SAMPIT – Pengawasan terhadap Usaha Mikro Obat Tradisional (UMOT) perlu dilakukan untuk melindungi masyarakat dari produk UMOT yang tidak memenuhi ketentuan serta untuk meningkatkan daya saing produk UMOT sebagai obat tradisional asli Indonesia.
“Lokasi UMOT yang berada di kabupaten dan di pelosok saat ini masih belum optimal dijangkau oleh petugas Badan POM, sehingga diperlukan koordinasi terkait pengawasan kepada pemerintah daerah,” kata Kepala Bidang Sumber Daya Kesehatan Dinas Kesehatan Kabupaten Kotawaringin Timur, Abdurahman, Rabu 7 Desember 2022.
Lanjutnya, untuk itu pihaknya melaksanakan Bimtek yang diikuti peserta pertemuan sebanyak 15 orang yang berasal dari 10 orang pelaku usaha UMOT dan 5 orang Tenaga Teknis Kefarmasian.
“Kegiatan ini bertujuan mendapatkan data UMOT dan 10 Start Up (calon UMOT) yang valid, mendapat 1 UMOT yang memiliki izin sarana, serta meningkatkan pemahaman tenaga kefarmasian pada UMOT terhadap standar, persyaratan dan ketentuan peraturan terkait pengelolaan Obat Tradisional,” jelasnya.

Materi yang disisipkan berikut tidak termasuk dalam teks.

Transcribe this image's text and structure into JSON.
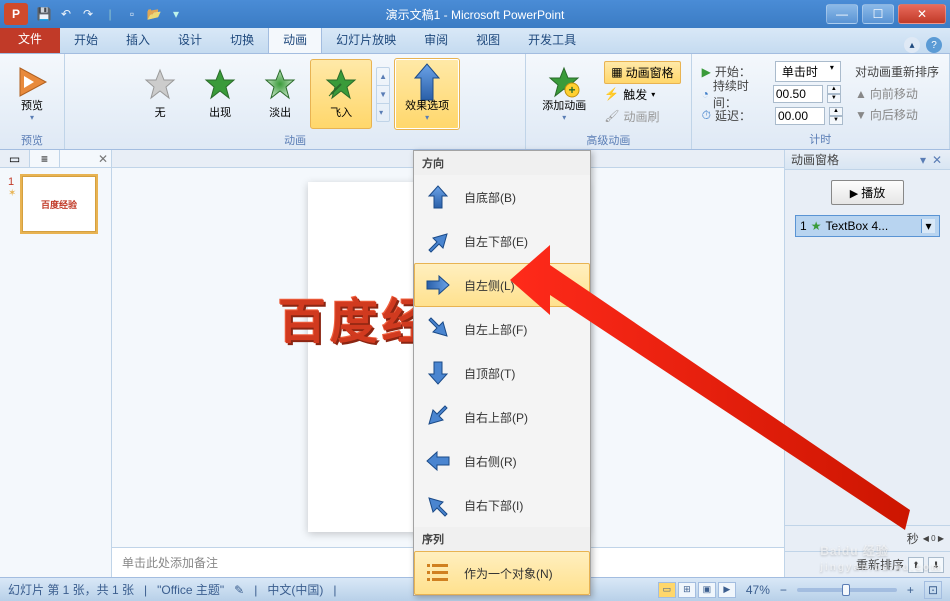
{
  "title": "演示文稿1 - Microsoft PowerPoint",
  "tabs": {
    "file": "文件",
    "home": "开始",
    "insert": "插入",
    "design": "设计",
    "transitions": "切换",
    "animations": "动画",
    "slideshow": "幻灯片放映",
    "review": "审阅",
    "view": "视图",
    "developer": "开发工具"
  },
  "ribbon": {
    "preview": {
      "label": "预览",
      "group": "预览"
    },
    "anim_group": "动画",
    "items": {
      "none": "无",
      "appear": "出现",
      "fade": "淡出",
      "flyin": "飞入"
    },
    "effect_options": "效果选项",
    "add_anim": "添加动画",
    "adv": {
      "pane": "动画窗格",
      "trigger": "触发",
      "painter": "动画刷",
      "group": "高级动画"
    },
    "timing": {
      "start_label": "开始：",
      "start_value": "单击时",
      "duration_label": "持续时间：",
      "duration_value": "00.50",
      "delay_label": "延迟：",
      "delay_value": "00.00",
      "group": "计时"
    },
    "reorder": {
      "title": "对动画重新排序",
      "forward": "向前移动",
      "backward": "向后移动"
    }
  },
  "dropdown": {
    "section_direction": "方向",
    "from_bottom": "自底部(B)",
    "from_bottom_left": "自左下部(E)",
    "from_left": "自左侧(L)",
    "from_top_left": "自左上部(F)",
    "from_top": "自顶部(T)",
    "from_top_right": "自右上部(P)",
    "from_right": "自右侧(R)",
    "from_bottom_right": "自右下部(I)",
    "section_sequence": "序列",
    "as_one": "作为一个对象(N)"
  },
  "anim_pane": {
    "title": "动画窗格",
    "play": "播放",
    "item_num": "1",
    "item_text": "TextBox 4...",
    "seconds": "秒",
    "reorder": "重新排序"
  },
  "slide_panel": {
    "num": "1",
    "thumb_text": "百度经验"
  },
  "canvas": {
    "text": "百度经验"
  },
  "notes_placeholder": "单击此处添加备注",
  "status": {
    "slide": "幻灯片 第 1 张，共 1 张",
    "theme": "\"Office 主题\"",
    "lang": "中文(中国)",
    "zoom": "47%"
  },
  "watermark": {
    "brand": "Baidu 经验",
    "url": "jingyan.baidu.com"
  }
}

Secara umum ujarnya, pengawasan sediaan farmasi khususnya obat dan bahan obat di peredaran melibatkan sarana produksi, sarana distribusi dan sarana pelayanan kefarmasian. “Dimana pengawasan tersebut tidak hanya dilakukan oleh Badan POM selaku regulator, tetapi juga oleh stake holder dan masyarakat,” ucapnya:
Berbeda kata Abdurahman, dengan sarana produksi dan sarana distribusi, pengawasan sarana pelayanan kefarmasian tidak dilengkapi dengan bisnis proses penilaian sarana yang salah satunya dilakukan melalui proses sertifikasi, seperti sertifikasi CPOB pada sarana produksi dan sertifikasi CDOB pada sarana distribusi.
“Hal ini berdampak pada munculnya risiko gap pada pemenuhan persyaratan khususnya terkait pengelolaan sediaan farmasi,” tegasnya.